Only that’s not what happened. As the Reserve Bank of India reports, 98.96 percent of all demonetized notes were turned in. Given the unexpected announcement and short window, that is astounding. J.P. Koning offers a useful comparison:
When the Euro was introduced in January 2002, people were given fixed windows of time to redeem existing national banknotes before their money status was revoked. In the case of the Italian lira and French franc, individuals had till December 2011 and February 2012 respectively to bring in their notes for euros. By the time this ten-year exchange period was over, 99.15% of Italian lira had been returned while 98.77% of French francs made it back. Much of the unreturned 1% would have been withheld by the collecting community, the rest either being lost, buried, burnt in fires, or destroyed in floods.
In other words, Indians accomplished in mere months something that took Europeans ten years.
Needless to say, I was surprised to find that India’s demonetization scheme failed to generate much of a fiscal windfall. (I was less surprised that it failed a cost-benefit test.) However, on further reflection, I have come to think that we might have expected it.

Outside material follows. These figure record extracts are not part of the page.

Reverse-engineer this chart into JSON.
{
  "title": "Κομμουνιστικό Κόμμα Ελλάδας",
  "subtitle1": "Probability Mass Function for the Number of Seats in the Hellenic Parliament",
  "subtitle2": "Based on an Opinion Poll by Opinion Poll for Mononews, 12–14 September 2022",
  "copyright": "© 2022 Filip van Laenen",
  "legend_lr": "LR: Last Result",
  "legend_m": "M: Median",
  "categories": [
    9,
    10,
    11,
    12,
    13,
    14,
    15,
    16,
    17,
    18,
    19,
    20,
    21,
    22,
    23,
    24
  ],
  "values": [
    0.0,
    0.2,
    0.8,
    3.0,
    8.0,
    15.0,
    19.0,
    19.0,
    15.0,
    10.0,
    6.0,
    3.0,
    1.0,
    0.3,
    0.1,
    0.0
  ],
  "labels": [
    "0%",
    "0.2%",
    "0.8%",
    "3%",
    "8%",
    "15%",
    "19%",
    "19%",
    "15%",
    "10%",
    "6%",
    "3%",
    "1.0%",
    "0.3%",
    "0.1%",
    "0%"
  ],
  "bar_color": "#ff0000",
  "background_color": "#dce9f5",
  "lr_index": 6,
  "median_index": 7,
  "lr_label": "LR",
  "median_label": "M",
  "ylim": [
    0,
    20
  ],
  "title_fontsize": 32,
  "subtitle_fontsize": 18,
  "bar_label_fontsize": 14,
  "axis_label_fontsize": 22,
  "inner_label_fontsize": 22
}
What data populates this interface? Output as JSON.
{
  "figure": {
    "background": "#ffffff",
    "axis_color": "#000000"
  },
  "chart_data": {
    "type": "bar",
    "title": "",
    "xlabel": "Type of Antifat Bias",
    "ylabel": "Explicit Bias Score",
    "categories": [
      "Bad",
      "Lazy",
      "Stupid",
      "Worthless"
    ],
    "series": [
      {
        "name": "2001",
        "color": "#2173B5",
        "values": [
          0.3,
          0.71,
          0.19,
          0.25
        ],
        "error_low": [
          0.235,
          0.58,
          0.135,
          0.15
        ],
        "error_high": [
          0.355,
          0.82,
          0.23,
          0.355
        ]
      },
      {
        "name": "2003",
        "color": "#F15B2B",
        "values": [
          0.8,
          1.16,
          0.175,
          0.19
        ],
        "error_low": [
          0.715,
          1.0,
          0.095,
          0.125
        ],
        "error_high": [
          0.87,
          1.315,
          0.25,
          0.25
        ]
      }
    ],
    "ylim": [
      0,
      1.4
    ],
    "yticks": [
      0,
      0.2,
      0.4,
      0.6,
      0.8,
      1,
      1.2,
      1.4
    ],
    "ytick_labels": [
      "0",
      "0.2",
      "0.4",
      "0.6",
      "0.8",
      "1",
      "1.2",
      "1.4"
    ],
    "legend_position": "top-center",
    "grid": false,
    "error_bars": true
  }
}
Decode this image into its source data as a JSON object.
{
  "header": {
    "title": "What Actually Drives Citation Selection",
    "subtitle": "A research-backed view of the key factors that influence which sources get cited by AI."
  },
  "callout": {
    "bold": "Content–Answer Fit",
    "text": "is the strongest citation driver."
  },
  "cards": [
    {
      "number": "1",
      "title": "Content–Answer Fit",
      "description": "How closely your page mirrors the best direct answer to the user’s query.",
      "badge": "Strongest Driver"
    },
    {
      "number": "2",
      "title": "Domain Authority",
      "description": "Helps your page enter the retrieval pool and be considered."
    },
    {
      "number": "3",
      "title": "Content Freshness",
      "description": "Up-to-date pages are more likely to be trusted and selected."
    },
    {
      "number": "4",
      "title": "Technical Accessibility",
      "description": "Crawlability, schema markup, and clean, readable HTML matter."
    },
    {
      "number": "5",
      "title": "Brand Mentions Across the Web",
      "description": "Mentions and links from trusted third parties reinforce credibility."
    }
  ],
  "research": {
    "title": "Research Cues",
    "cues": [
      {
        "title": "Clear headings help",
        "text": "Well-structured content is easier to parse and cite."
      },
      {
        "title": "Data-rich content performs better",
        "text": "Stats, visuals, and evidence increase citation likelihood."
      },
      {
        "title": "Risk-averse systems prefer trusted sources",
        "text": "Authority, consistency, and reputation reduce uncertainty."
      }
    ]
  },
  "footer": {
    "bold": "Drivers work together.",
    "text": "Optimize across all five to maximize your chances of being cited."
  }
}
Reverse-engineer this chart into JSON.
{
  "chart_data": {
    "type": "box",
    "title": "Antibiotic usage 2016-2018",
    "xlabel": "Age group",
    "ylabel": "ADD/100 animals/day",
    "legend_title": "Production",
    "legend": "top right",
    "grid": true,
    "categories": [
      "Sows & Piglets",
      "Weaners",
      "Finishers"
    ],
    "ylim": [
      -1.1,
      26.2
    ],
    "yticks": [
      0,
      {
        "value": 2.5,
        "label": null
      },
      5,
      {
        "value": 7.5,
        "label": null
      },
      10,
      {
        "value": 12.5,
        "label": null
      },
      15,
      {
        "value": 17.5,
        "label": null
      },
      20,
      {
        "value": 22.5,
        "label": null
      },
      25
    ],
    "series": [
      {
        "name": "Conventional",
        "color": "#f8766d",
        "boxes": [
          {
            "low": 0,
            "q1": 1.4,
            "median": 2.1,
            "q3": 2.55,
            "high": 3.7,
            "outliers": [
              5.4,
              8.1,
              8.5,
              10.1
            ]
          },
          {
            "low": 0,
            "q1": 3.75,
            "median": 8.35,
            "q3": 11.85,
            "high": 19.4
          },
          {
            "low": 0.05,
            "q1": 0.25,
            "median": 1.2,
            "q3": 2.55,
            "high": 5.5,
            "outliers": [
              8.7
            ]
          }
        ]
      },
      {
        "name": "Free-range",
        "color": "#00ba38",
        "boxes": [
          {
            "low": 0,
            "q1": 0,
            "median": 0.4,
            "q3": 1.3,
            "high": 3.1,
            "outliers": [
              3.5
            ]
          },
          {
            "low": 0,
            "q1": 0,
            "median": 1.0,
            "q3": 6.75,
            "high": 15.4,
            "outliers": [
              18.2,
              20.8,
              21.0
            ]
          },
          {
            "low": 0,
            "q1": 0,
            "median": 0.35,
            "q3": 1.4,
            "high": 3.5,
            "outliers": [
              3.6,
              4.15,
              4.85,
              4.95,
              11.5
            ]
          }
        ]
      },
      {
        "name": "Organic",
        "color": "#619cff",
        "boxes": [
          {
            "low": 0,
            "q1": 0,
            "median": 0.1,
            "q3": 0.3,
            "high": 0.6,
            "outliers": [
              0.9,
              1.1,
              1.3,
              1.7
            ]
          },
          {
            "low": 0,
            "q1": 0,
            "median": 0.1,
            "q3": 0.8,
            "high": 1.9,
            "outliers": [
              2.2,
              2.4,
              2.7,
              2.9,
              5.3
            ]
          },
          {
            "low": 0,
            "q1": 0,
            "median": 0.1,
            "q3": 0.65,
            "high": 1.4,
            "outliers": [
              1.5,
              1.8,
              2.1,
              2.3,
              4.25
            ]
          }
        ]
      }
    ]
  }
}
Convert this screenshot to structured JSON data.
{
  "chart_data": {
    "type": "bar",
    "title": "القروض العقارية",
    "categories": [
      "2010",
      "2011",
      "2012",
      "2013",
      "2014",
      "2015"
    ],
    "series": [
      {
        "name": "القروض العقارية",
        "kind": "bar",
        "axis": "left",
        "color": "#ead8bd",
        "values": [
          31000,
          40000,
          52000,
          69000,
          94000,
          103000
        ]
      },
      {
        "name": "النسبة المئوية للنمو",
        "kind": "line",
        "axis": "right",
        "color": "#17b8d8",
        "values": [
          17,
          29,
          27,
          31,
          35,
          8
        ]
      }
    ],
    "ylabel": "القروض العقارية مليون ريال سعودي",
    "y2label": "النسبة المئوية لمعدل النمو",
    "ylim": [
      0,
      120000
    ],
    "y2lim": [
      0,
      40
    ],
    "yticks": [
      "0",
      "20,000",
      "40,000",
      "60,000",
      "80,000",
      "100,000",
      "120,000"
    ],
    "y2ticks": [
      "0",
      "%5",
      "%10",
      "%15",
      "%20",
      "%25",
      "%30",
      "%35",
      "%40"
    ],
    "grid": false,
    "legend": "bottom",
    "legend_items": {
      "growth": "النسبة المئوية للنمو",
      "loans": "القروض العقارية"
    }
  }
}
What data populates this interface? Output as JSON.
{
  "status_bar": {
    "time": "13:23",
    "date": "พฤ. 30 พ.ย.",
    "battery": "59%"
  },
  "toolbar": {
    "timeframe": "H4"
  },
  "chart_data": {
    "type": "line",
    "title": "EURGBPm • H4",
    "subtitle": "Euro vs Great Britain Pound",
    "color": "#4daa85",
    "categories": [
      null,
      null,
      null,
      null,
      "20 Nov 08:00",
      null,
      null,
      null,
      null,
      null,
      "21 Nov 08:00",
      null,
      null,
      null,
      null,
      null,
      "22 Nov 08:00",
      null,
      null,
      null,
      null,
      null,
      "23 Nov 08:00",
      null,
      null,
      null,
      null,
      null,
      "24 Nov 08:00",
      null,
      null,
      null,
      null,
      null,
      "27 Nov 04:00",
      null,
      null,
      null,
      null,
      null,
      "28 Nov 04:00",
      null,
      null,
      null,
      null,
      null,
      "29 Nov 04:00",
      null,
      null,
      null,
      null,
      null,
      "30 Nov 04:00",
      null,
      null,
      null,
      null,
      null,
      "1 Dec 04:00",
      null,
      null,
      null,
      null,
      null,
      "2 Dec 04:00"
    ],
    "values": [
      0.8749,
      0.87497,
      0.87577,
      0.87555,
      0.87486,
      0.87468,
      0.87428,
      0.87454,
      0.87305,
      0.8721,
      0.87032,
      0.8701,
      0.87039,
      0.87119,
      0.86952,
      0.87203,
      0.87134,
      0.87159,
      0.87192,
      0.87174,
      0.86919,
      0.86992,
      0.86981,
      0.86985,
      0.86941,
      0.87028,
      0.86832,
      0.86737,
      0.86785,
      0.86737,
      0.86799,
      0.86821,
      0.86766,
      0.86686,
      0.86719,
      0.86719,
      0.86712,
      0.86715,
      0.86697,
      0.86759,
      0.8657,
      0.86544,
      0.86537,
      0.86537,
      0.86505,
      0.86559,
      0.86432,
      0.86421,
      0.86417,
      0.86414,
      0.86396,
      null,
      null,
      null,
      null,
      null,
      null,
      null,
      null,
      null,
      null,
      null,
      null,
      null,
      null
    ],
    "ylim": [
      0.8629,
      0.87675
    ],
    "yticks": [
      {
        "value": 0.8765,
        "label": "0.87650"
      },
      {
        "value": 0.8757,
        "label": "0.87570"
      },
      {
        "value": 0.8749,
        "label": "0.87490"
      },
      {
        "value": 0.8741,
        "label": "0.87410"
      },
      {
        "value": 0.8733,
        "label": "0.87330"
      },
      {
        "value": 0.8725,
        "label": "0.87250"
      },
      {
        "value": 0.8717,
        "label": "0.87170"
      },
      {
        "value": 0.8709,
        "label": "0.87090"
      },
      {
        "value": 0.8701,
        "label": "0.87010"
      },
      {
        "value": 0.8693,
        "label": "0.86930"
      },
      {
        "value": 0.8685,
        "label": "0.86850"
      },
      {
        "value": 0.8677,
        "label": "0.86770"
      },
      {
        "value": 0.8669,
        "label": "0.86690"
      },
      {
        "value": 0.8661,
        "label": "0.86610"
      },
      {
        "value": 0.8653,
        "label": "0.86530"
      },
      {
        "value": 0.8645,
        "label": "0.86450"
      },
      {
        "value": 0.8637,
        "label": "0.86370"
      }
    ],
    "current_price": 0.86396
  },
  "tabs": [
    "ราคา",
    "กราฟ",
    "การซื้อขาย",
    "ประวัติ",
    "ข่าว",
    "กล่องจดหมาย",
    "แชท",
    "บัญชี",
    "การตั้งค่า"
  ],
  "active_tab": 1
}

Indians are adept at circumventing poor policies. They have had little choice but to innovate along these lines. Their country consistently scores near the bottom of the World Bank’s Ease of Doing Business Index—130th in 2017. In that environment, one must learn how to skirt the rules in order to survive. So, naturally, Indians have become quite skilled in navigating bureaucratic obstacles.
Rooting out corruption and discouraging economic activity in the informal sector are noble goals. But demonetization has proved ineffective. Instead of one-off policy shocks, which impose significant costs on the least well off, the Modi government should make it less cumbersome to produce and transact in the formal sector. For that, structural reform is required.